Without any doubt, the profession of a teacher is extremely demanding and rewarding at the same time. Teachers should be intelligent, responsible, and reflective individuals who can face different challenges and solve problems. Reflectiveness is one of the core features of any successful, competent teacher. Fortunately, it can be acquired by different activities, which may take much time and dedication, but positive outcomes are worth the effort.
First, research is one of the best ways to become a reflective teacher. According to Luttenberg et al. (2017), “research can make a teacher aware of the different forms of knowledge and action in education, of the inherent tensions and contradictions, and of what is required to incite change on several levels”. Undoubtedly, conducting research opens new horizons, broadens perspective, and makes individuals think more deeply about various issues.

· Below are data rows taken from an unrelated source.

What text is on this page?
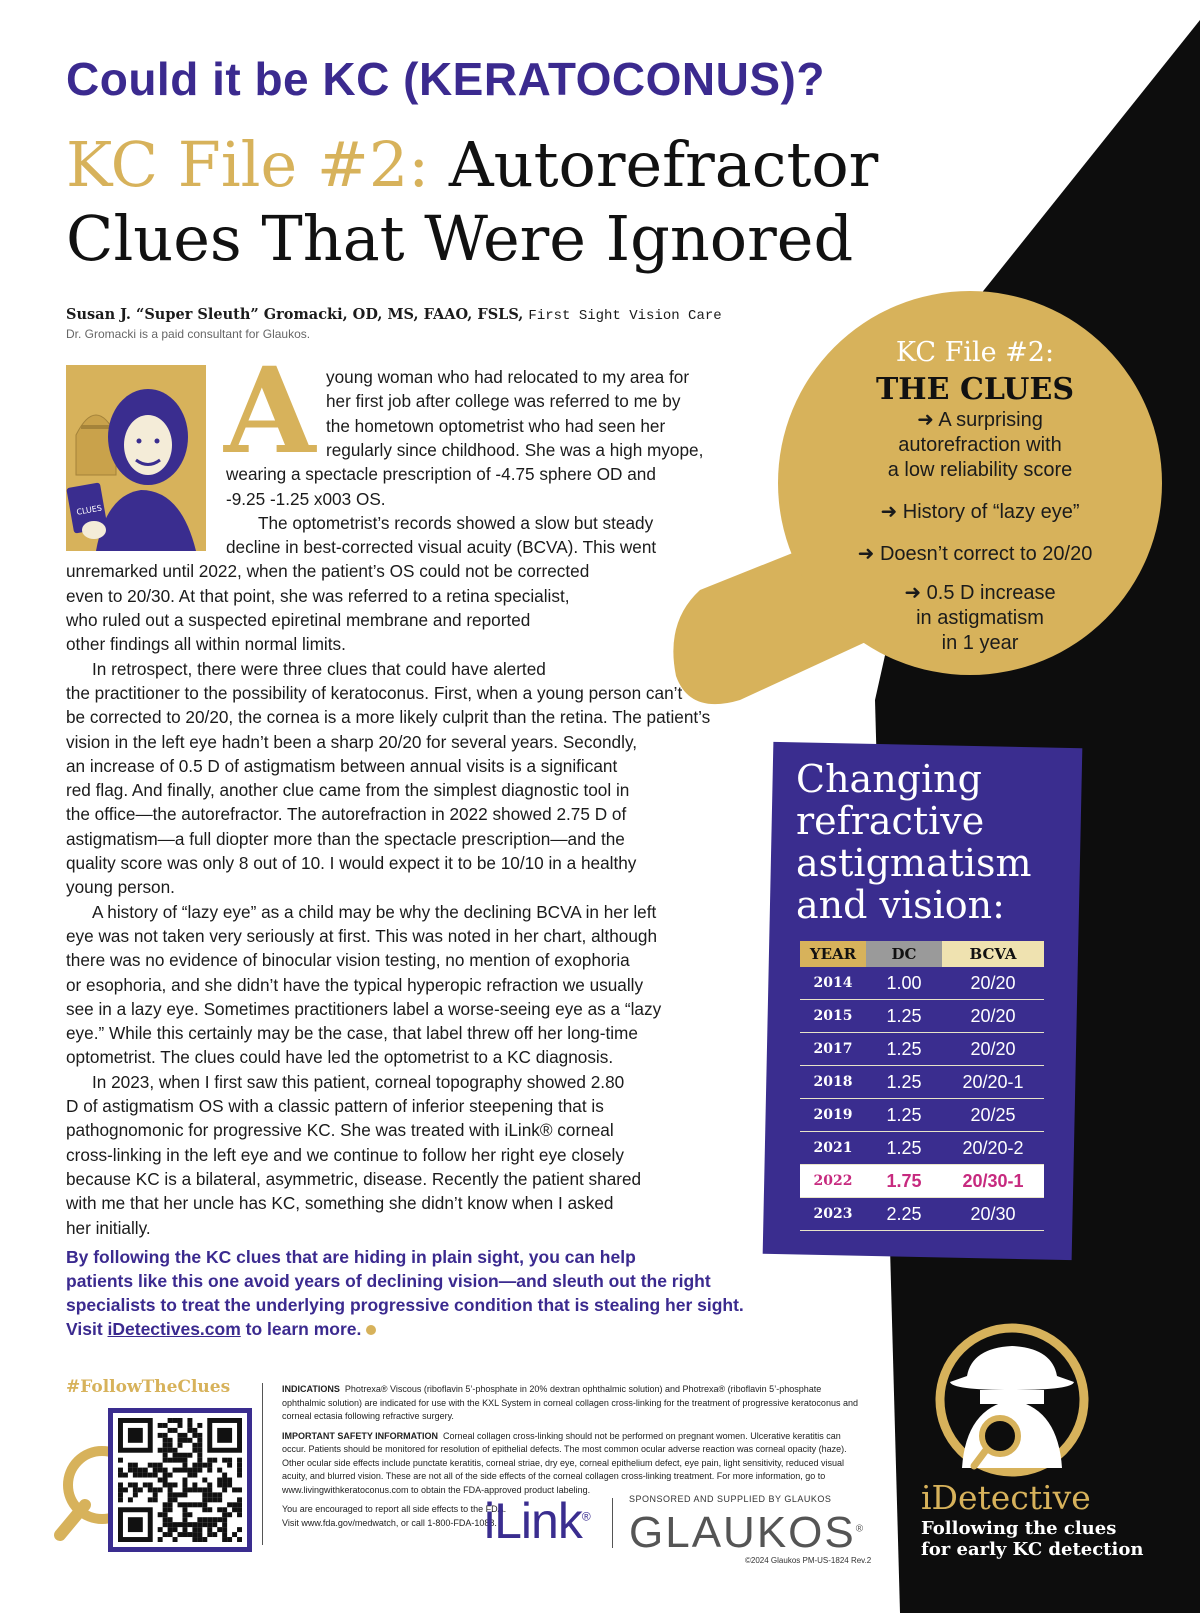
Could it be KC (KERATOCONUS)?
KC File #2: Autorefractor
Clues That Were Ignored
Susan J. “Super Sleuth” Gromacki, OD, MS, FAAO, FSLS, First Sight Vision Care
Dr. Gromacki is a paid consultant for Glaukos.
CLUES
A young woman who had relocated to my area for
her first job after college was referred to me by
the hometown optometrist who had seen her
regularly since childhood. She was a high myope,
wearing a spectacle prescription of -4.75 sphere OD and
-9.25 -1.25 x003 OS.
The optometrist’s records showed a slow but steady
decline in best-corrected visual acuity (BCVA). This went
unremarked until 2022, when the patient’s OS could not be corrected
even to 20/30. At that point, she was referred to a retina specialist,
who ruled out a suspected epiretinal membrane and reported
other findings all within normal limits.
In retrospect, there were three clues that could have alerted
the practitioner to the possibility of keratoconus. First, when a young person can’t
be corrected to 20/20, the cornea is a more likely culprit than the retina. The patient’s
vision in the left eye hadn’t been a sharp 20/20 for several years. Secondly,
an increase of 0.5 D of astigmatism between annual visits is a significant
red flag. And finally, another clue came from the simplest diagnostic tool in
the office—the autorefractor. The autorefraction in 2022 showed 2.75 D of
astigmatism—a full diopter more than the spectacle prescription—and the
quality score was only 8 out of 10. I would expect it to be 10/10 in a healthy
young person.
A history of “lazy eye” as a child may be why the declining BCVA in her left
eye was not taken very seriously at first. This was noted in her chart, although
there was no evidence of binocular vision testing, no mention of exophoria
or esophoria, and she didn’t have the typical hyperopic refraction we usually
see in a lazy eye. Sometimes practitioners label a worse-seeing eye as a “lazy
eye.” While this certainly may be the case, that label threw off her long-time
optometrist. The clues could have led the optometrist to a KC diagnosis.
In 2023, when I first saw this patient, corneal topography showed 2.80
D of astigmatism OS with a classic pattern of inferior steepening that is
pathognomonic for progressive KC. She was treated with iLink® corneal
cross-linking in the left eye and we continue to follow her right eye closely
because KC is a bilateral, asymmetric, disease. Recently the patient shared
with me that her uncle has KC, something she didn’t know when I asked
her initially.
By following the KC clues that are hiding in plain sight, you can help
patients like this one avoid years of declining vision—and sleuth out the right
specialists to treat the underlying progressive condition that is stealing her sight.
Visit iDetectives.com to learn more.
KC File #2:
THE CLUES
➜ A surprising
autorefraction with
a low reliability score
➜ History of “lazy eye”
➜ Doesn’t correct to 20/20
➜ 0.5 D increase
in astigmatism
in 1 year
Changing
refractive
astigmatism
and vision:
YEAR	DC	BCVA
2014	1.00	20/20
2015	1.25	20/20
2017	1.25	20/20
2018	1.25	20/20-1
2019	1.25	20/25
2021	1.25	20/20-2
2022	1.75	20/30-1
2023	2.25	20/30
#FollowTheClues	INDICATIONS Photrexa® Viscous (riboflavin 5’-phosphate in 20% dextran ophthalmic solution) and Photrexa® (riboflavin 5’-phosphate ophthalmic solution) are indicated for use with the KXL System in corneal collagen cross-linking for the treatment of progressive keratoconus and corneal ectasia following refractive surgery.
IMPORTANT SAFETY INFORMATION Corneal collagen cross-linking should not be performed on pregnant women. Ulcerative keratitis can occur. Patients should be monitored for resolution of epithelial defects. The most common ocular adverse reaction was corneal opacity (haze). Other ocular side effects include punctate keratitis, corneal striae, dry eye, corneal epithelium defect, eye pain, light sensitivity, reduced visual acuity, and blurred vision. These are not all of the side effects of the corneal collagen cross-linking treatment. For more information, go to www.livingwithkeratoconus.com to obtain the FDA-approved product labeling.
You are encouraged to report all side effects to the FDA.
Visit www.fda.gov/medwatch, or call 1-800-FDA-1088.
iLink®
SPONSORED AND SUPPLIED BY GLAUKOS
GLAUKOS®
©2024 Glaukos PM-US-1824 Rev.2
iDetective
Following the clues
for early KC detection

Second, there are other ways to become reflective such as journaling and interacting with colleagues. “Teachers regard reflective journals as an effective tool to increase teaching awareness and thus improve their performance during teaching” (Zulfikar & Mujiburrahman, 2018). Writing is a process, which helps people to analyze their behavior and make some conclusions. Furthermore, exchanging experiences and discussing them with colleagues is another way to practice reflectiveness (Geerdink et al., 2016). Teachers who do it are more likely to succeed and enjoy their work.

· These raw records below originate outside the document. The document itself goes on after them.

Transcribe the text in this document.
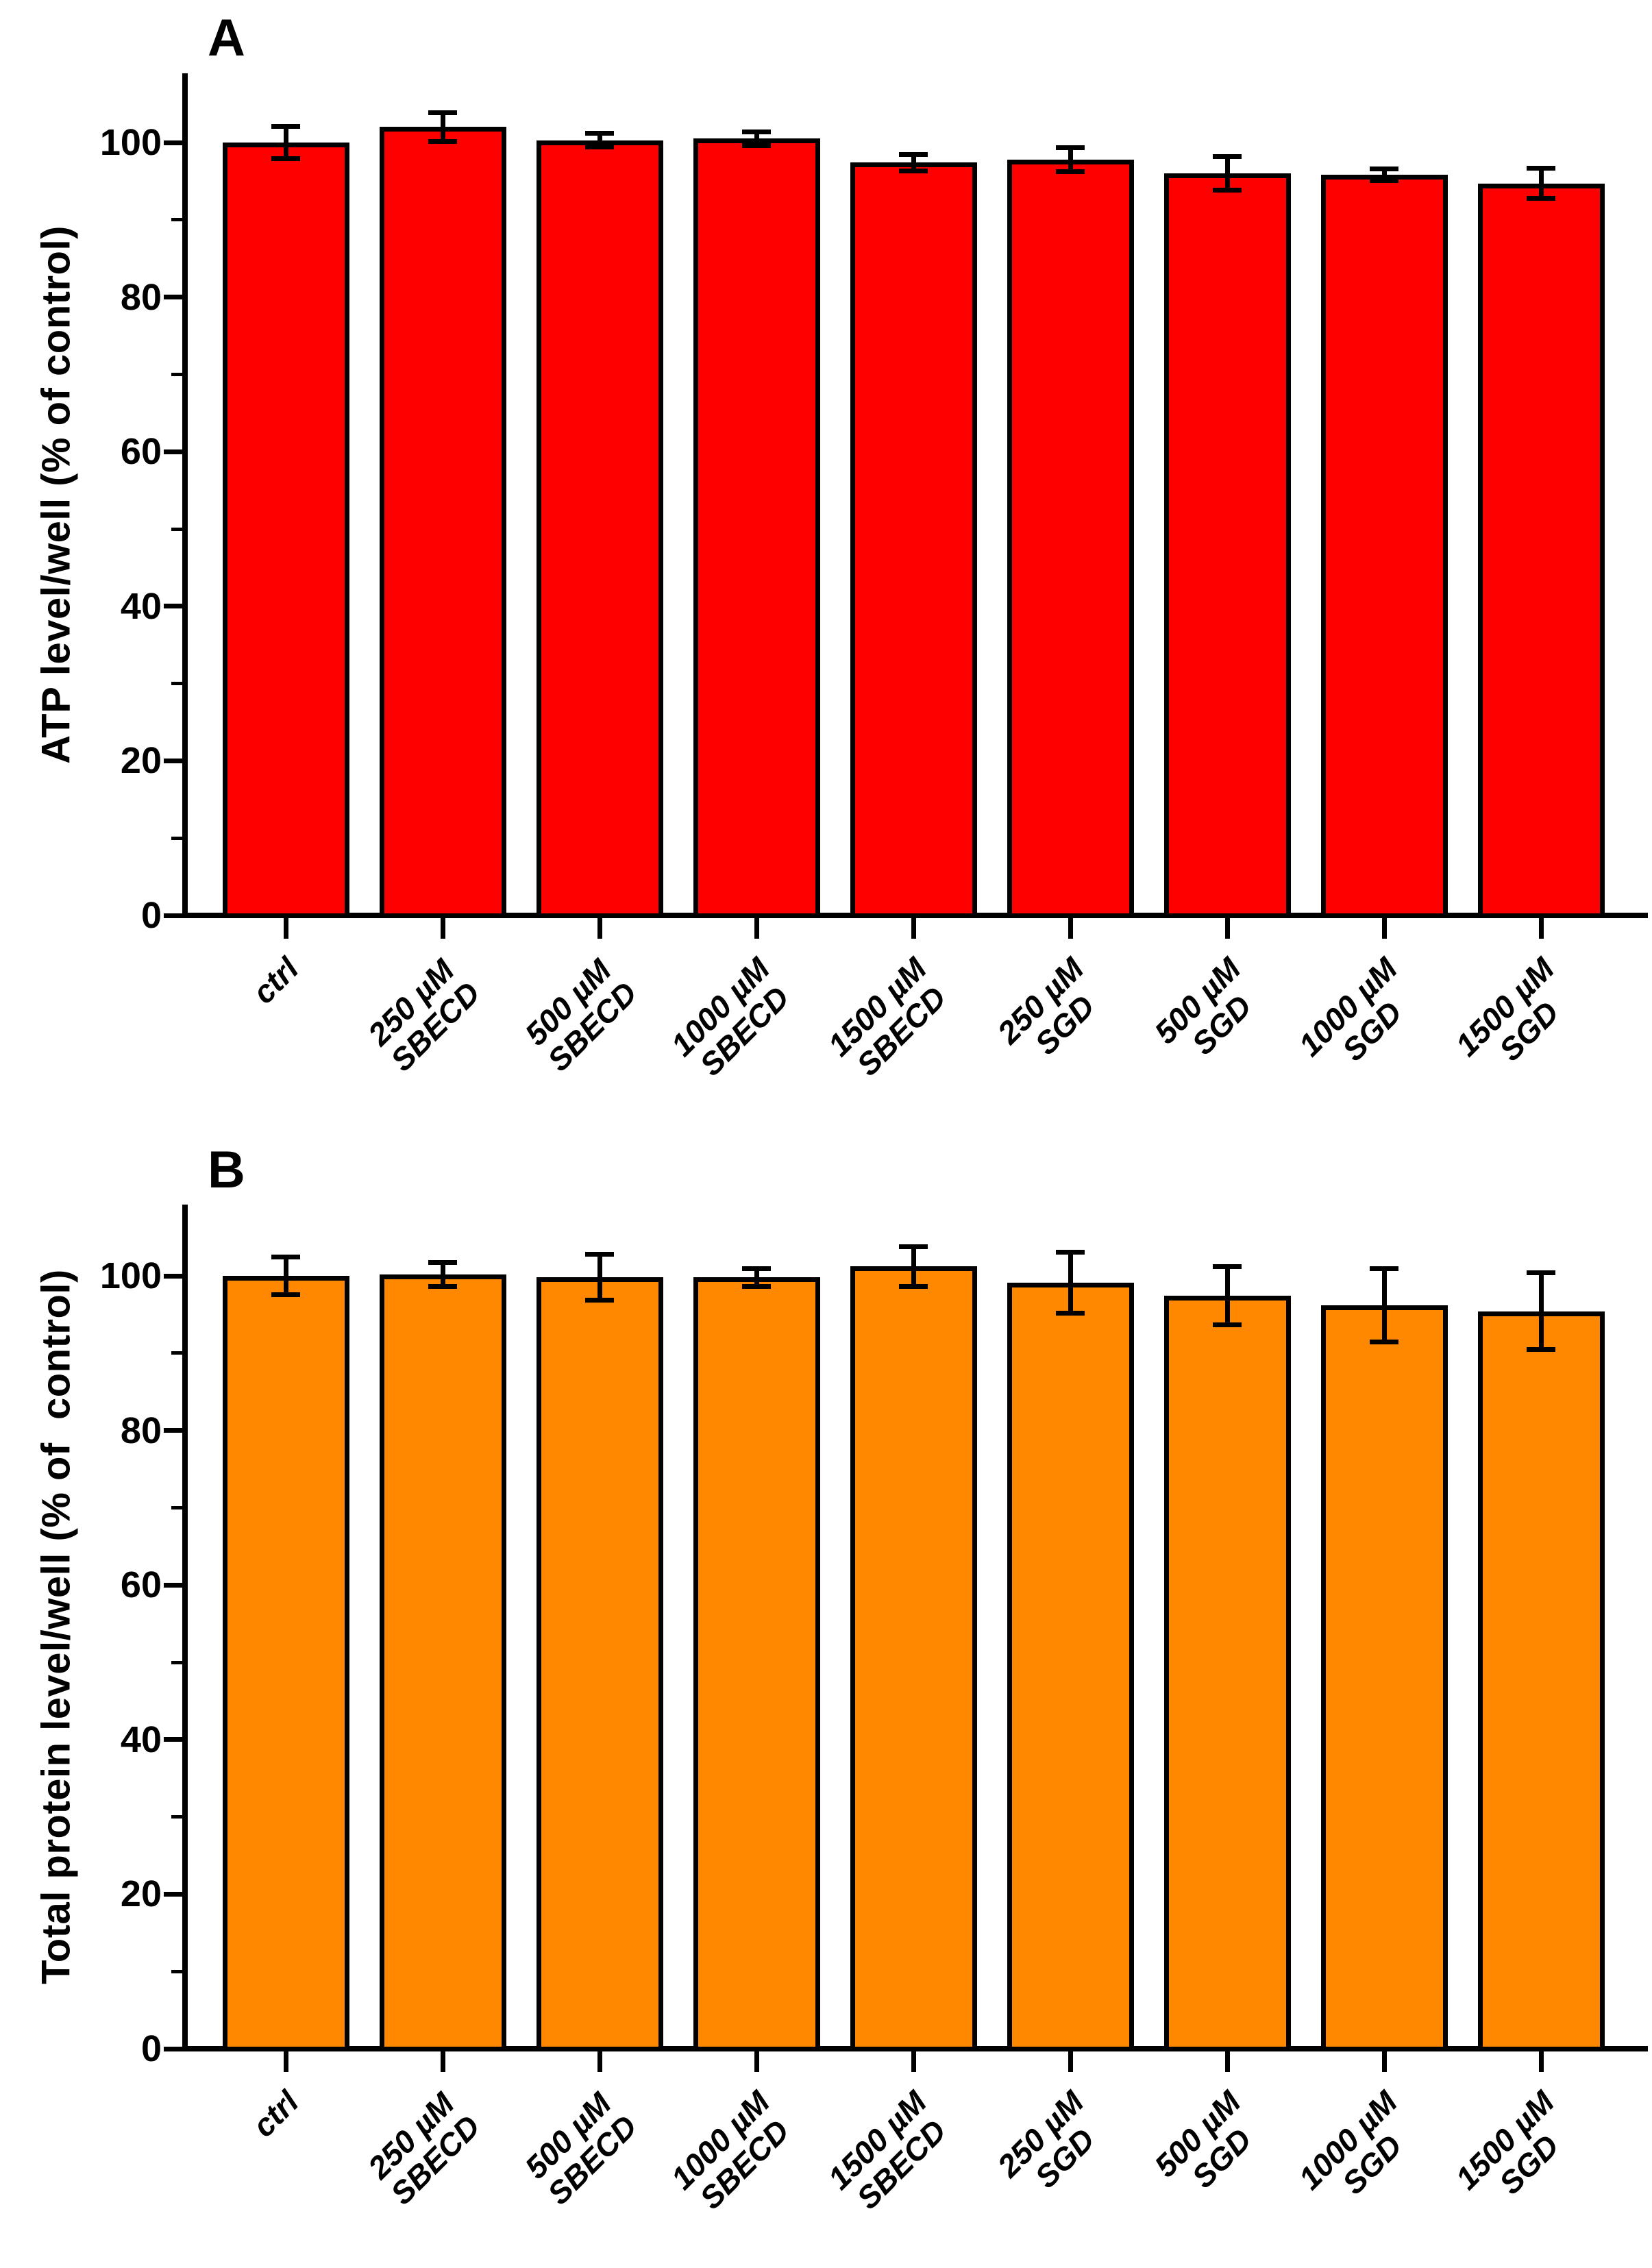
A
ATP level/well (% of control)
0
20
40
60
80
100
ctrl 250 µM
SBECD 500 µM
SBECD 1000 µM
SBECD 1500 µM
SBECD 250 µM
SGD	500 µM
SGD	1000 µM
SGD	1500 µM
SGD
B
Total protein level/well (% of  control)
0
20
40
60
80
100
ctrl 250 µM
SBECD 500 µM
SBECD 1000 µM
SBECD 1500 µM
SBECD 250 µM
SGD	500 µM
SGD	1000 µM
SGD	1500 µM
SGD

In conclusion, teachers should make an effort to be reflective professionals to improve their performance. There are different ways to achieve it, ranging from researching to writing a reflective journal and exchanging ideas and experiences with colleagues. These practices largely contribute to teachers’ awareness and satisfaction with their profession. Therefore, it is essential to pay more attention to becoming a reflective teacher.
Geerdink, G., Boei, F., Willemse, T., Kools, Q., & Vlokhoven, H. (2016). Fostering teacher educators’ professional development in research and in supervising student teachers’ research. Teachers and Teaching Theory and Practice, 22(8), 965-982.
Luttenberg, J., Meijer, P., & Oolbekkink-Marchand, H. (2017). Understanding the complexity of teacher reflection in action research. Educational Action Research, 25(1), 88-102.
Zulfikar, T., & Mujiburrahman (2018). Understanding own teaching: Becoming reflective teachers through reflective journals. Reflective Practice, 19(1), 1-13.